Logical Fallacies: Teaching Reasoning Skills by Examining Their Absence

March 30, 2017 Les Lynn Argument and Literacy, Argument and Science, Argumentative Writing, The Debatifier

Many, perhaps most, critical thinking and argumentation textbooks discourage teaching logical fallacies as a stand-alone unit.  John Bean, for example, in his Engaging Ideas: A Professor’s Guide to Integrating Writing, Critical Thinking, and Active Learning in the Classroom (John Wiley & Sons, 2011), cautions that students will readily forget the names and definitions of logical fallacies when learned in the abstract, and that they are best learned when blended instruction focused on argumentation about specific content.

I’ve always been persuaded by this position and we recommend it in our work with middle and high school teachers.  Acquire a facility with the various types of logical fallacy, and invoke them when most applicable in your regular argument-based instruction.  Still, no pedagogical guideline like this should be viewed as an absolute rule, and recently we’ve come across a website that might help teachers elevate the place of logical fallacies in their effort to improve their students’ reasoning skills.

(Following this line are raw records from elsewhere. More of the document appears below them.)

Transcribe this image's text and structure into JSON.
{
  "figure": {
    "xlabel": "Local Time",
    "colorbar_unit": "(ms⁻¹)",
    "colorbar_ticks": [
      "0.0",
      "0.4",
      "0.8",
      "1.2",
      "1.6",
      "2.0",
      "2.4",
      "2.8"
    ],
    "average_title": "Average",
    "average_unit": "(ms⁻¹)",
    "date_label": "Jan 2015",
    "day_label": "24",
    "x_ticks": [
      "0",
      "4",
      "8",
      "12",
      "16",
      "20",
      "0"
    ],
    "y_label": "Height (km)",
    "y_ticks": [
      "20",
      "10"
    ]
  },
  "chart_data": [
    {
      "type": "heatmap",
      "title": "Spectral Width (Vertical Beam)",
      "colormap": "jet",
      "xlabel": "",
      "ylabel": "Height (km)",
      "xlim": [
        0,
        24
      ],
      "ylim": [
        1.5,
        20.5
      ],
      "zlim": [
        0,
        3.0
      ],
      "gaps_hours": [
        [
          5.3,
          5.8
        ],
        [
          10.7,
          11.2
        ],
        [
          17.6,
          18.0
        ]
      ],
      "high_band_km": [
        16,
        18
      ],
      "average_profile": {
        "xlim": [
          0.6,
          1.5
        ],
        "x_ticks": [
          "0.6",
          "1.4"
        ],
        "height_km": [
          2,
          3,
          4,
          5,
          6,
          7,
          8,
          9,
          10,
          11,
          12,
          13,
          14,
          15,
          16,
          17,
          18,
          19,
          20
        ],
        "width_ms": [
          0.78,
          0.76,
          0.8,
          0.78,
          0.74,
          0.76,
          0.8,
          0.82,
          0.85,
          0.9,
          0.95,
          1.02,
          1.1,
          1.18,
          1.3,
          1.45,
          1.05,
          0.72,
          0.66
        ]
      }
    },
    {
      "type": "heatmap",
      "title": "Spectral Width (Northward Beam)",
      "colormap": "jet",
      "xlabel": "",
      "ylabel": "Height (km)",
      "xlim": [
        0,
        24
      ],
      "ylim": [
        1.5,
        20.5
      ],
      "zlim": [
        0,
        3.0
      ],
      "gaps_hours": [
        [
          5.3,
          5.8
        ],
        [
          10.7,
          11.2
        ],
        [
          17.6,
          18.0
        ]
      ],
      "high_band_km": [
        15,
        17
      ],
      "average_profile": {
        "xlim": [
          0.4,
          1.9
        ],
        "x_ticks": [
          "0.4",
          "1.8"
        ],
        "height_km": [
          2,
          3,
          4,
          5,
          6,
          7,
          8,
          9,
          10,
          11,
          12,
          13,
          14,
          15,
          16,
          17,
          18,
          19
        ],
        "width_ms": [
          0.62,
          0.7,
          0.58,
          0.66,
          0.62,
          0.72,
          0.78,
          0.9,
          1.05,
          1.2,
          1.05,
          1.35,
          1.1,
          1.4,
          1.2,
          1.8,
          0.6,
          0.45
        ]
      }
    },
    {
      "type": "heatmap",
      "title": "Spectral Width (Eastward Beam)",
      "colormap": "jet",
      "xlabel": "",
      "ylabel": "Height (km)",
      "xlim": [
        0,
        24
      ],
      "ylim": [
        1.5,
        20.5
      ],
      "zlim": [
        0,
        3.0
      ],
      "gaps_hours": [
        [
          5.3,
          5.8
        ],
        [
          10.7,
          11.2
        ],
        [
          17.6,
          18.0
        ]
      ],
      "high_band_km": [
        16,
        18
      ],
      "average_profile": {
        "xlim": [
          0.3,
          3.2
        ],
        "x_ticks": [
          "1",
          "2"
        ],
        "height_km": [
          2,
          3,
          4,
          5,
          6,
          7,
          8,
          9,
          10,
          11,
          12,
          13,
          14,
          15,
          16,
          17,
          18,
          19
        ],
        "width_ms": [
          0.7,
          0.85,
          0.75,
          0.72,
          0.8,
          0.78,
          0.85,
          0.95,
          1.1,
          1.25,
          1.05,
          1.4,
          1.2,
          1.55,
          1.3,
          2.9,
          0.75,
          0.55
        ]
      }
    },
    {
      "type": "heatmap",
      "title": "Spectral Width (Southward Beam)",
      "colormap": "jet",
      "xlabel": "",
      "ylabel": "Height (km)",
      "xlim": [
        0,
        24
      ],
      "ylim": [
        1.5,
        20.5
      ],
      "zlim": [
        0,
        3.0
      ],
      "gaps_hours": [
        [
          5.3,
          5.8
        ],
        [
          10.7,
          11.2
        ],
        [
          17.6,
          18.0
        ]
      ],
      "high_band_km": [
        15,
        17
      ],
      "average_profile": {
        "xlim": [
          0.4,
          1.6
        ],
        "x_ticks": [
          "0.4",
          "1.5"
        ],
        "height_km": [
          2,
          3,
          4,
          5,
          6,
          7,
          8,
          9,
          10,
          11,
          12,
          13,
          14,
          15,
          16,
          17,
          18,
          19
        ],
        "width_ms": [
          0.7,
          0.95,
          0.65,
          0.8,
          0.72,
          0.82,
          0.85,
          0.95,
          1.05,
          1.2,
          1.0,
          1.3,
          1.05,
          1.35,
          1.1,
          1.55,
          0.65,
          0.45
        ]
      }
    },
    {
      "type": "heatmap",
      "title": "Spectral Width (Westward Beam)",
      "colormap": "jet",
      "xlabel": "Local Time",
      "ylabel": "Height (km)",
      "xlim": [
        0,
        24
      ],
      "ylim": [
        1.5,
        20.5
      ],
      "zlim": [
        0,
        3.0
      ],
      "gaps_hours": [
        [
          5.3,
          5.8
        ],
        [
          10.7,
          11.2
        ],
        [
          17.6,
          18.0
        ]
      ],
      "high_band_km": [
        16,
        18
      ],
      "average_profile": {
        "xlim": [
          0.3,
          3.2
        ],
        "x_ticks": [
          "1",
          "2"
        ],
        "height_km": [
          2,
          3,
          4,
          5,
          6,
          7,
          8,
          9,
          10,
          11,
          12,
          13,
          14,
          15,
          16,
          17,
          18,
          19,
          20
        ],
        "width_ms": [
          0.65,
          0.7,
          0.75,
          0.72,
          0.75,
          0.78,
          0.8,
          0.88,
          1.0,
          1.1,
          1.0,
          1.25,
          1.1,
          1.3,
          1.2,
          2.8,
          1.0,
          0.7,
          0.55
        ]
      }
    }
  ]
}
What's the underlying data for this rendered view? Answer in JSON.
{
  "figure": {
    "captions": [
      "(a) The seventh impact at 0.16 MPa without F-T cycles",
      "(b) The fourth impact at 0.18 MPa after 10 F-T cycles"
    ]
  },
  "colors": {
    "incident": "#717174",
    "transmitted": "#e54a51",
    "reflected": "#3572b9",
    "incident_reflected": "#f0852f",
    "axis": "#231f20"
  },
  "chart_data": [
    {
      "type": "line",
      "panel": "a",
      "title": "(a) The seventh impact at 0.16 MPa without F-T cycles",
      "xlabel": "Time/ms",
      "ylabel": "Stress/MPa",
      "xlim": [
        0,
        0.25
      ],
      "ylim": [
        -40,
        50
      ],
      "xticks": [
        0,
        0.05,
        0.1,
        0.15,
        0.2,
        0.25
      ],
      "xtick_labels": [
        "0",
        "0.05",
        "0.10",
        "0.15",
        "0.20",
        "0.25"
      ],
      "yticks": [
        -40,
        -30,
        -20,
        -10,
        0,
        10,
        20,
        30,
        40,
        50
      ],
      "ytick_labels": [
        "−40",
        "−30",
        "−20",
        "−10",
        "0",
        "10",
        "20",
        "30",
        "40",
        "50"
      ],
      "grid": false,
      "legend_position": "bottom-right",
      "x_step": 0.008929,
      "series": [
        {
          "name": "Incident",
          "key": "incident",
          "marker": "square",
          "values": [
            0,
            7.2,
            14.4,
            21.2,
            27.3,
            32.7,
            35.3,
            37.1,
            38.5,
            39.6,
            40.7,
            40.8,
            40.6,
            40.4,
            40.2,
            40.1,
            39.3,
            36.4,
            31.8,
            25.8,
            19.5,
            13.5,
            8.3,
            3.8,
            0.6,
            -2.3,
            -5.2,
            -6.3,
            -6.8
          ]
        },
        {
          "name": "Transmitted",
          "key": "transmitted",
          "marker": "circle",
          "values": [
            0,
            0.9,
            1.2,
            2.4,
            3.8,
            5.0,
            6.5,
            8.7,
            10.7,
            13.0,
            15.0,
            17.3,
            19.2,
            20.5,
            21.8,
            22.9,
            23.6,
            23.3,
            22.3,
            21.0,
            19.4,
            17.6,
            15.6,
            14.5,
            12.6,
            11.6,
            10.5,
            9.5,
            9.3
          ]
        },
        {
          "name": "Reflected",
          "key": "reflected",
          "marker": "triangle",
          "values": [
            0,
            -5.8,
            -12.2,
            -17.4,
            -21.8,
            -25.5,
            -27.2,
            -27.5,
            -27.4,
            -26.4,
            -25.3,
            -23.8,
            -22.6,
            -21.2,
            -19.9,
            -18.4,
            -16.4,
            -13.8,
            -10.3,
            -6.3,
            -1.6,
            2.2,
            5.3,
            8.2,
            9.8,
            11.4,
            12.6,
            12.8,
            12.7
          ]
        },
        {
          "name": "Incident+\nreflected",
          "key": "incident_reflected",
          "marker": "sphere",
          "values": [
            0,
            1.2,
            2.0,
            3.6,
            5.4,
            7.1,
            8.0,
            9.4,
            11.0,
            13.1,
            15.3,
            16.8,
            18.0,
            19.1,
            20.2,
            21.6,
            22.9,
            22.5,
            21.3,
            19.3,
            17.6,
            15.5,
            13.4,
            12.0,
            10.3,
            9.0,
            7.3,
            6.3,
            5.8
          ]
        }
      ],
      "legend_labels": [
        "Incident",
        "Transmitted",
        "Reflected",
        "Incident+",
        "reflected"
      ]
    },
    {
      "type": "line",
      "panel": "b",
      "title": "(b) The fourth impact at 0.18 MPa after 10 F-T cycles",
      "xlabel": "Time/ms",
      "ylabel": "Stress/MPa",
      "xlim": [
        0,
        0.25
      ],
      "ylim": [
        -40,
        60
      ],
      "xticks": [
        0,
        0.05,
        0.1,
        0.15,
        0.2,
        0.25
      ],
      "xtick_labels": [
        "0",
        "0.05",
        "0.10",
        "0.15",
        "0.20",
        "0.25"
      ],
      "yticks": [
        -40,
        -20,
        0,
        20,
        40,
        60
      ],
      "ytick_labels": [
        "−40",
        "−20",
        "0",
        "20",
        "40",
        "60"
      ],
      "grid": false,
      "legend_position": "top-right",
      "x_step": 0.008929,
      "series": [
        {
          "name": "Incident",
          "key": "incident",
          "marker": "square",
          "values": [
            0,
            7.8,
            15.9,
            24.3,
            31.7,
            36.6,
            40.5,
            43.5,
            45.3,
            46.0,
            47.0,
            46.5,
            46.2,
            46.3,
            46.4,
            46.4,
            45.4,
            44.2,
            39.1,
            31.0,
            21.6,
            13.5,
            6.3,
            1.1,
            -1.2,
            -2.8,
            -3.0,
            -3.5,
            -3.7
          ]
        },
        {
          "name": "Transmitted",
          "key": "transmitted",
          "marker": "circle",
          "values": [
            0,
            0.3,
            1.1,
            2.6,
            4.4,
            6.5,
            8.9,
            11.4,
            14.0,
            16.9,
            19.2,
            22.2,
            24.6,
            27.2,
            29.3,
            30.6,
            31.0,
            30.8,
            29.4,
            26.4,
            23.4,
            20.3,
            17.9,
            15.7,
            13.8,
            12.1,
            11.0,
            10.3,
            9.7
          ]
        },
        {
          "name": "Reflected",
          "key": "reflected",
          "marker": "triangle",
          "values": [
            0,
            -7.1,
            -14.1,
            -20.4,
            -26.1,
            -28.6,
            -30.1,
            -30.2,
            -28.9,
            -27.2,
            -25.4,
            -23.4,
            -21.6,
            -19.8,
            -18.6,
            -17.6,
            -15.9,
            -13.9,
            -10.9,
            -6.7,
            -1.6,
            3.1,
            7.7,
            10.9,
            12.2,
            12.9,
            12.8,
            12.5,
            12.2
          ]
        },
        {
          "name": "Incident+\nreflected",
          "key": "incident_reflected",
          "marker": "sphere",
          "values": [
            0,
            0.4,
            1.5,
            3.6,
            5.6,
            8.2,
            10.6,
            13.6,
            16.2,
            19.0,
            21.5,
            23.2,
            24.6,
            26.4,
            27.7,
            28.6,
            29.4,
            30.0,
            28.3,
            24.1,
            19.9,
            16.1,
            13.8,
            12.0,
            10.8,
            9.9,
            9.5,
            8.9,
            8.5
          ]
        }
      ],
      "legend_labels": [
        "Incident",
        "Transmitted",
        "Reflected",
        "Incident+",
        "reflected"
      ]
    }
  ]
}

Yourlogicalfallacyis.com is the site of Australian marketing executive turned education innovator David McRaney.  You can take a look at his TED Talk explaining the premises behind his interest in logical fallacies, critical thinking, and the future of education, here:

Click here to view the TED Talk on logical fallacies, critical thinking, and the future of education, by David McRaney

The website is quite simple and rather narrow in scope.  It contains this wonderfully information-rich and useful poster of 24 distinct logical fallacies.

Click here to download the yourlogicalfallacyis.com poster of 24 logical fallacies.

Backing up a step, opens with a plain and readily digestible definition of a logical fallacy.

A logical fallacy is a flaw in reasoning. Logical fallacies are like tricks or illusions of thought, and they’re often very sneakily used by politicians and the media to fool people. Don’t be fooled! This website has been designed to help you identify and call out dodgy logic wherever it may raise its ugly, incoherent head.

Each of the 24 fallacies has a page, linked to the fallacy icons on the home page, on which the fallacy is named, defined, described, and exampled.

The site as a whole has an informal, accessible, irreverent, but not flippant style, which (along with its lack of complexity or even much layering) adds to the ease of use for teachers and students.  The examples are both illuminating and entertaining.  The definitions and descriptions are clear and written with pedagogical utility in mind.

Teachers using argumentation extensively in their classrooms might find a place for the teaching of logical fallacies in a mini-unit, as a way of building students’ reasoning skills by looking at instances of their absence.  They might then reference back to this unit when coming across both flawed and coherent instances of logical reasoning later at other times during the year.  What activities and assessments might such a mini-unit include?  Here are several possibilities.

Logical Fallacy Poster-Making

Have students work in pairs and assign them one of the 24 logical fallacies on yourlogicalfallacyis.com.  Have them create a poster of the fallacy that can be put up in the classroom.  The poster should have the title and definition of the fallacy.  It can be designed creatively, but it must have a section for real-world examples (in print, online, or transcribed from other media).

Logical Fallacy Burdened Fake Writing

Have students write a short essay on an issue that you either have already studied or will study, or that is chosen specially for this assignment.  Students should write an argument essay in which they can entirely make up their evidence – no research or reading required – and that has to include at least four separate logical fallacies in its reasoning.  The fallacies should be identified in an addendum to the essay.

Find the Fallacy Activity

Screen a debate from the 2016 presidential election, or a set of advertisements from YouTube, or another similar video, and have students complete a graphic organizer in which they find as many different types of logical fallacies as possible. Be sure that you pre-find fallacies in the video material so that you know what students can and should find (though they may surprise you with their own findings!).

Logical Fallacy Testing

Provide students with 24 logical fallacies on an in-class assessment that they have to properly label and explain.

These are a few of the many ways that we can teach logical fallacies on their own, as a way to improve our students’ reasoning skills by giving them categories into which the absence of coherent and logical reasoning can be placed and understood.  Whether you teach these apart from argument-based content instruction, or integrated with that teaching, or you blend both methods, logical fallacies are another tool in the argument-centered instructional toolkit.